One of the following must be set for this module to have any result: enis, subnets, or vpcs

S3 Events

You can enable S3 event notifications on any of your S3 buckets to invoke the StreamAlert classifier function. When the StreamAlert classifier function receives this notification, it downloads the object from S3 and runs each record through the classification logic.

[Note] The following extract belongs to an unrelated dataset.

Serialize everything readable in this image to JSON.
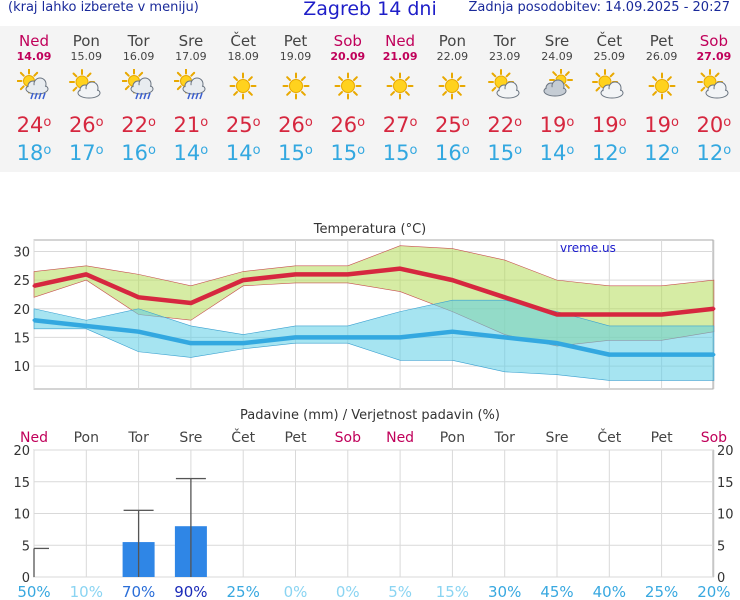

This module is implemented by terraform/modules/tf_s3_events.

Example

{
  "id": "s3-events-example",
  "classifier_config": {
    "enable_custom_metrics": true,
    "log_level": "info",
    "log_retention_days": 14,
    "memory": 128,
    "timeout": 60
  },
  "data_sources": {
    "s3": {
      "bucket_name_01": [
        "cloudtrail"
      ],
      "bucket_name_02": [
        "cloudtrail"
      ]
    }
  },
  "modules": {
    "s3_events": {
      "bucket_name_01": [
        {
          "filter_prefix": "AWSLogs/1234",
          "filter_suffix": ".log"
        },
        {
          "filter_prefix": "AWSLogs/5678"
        }
      ],
      "bucket_name_02": []
    }
  }
}

This configures the two buckets (bucket_name_01 and bucket_name_02) to notify the classifier function in this cluster when new objects arrive in the bucket at the specified (optional) prefix(es), provided the objects have the specified (optional) suffix(es). Additionally, this will authorize the classifier to download objects from each bucket.

Options

The s3_events module expects a dictionary/map of bucket names, where the value for each key (bucket name) is a list of maps. Each map in the list can include optional prefixes (filter_prefix) and suffixes (filter_suffix) to which the notification should be applied. The mere existence of a bucket name in this map within this module implicitly enables event notifications for said bucket. Note that the value specified for the map of prefixes and suffixes can be an empty list ([]). An empty list will enable event notifications for all objects created in the bucket by default.

See the above example for how prefixes/suffixes can be (optionally) specified (as in “bucket_name_01”) and how to use the empty list to enable bucket-wide notifications (as in “bucket_name_02”).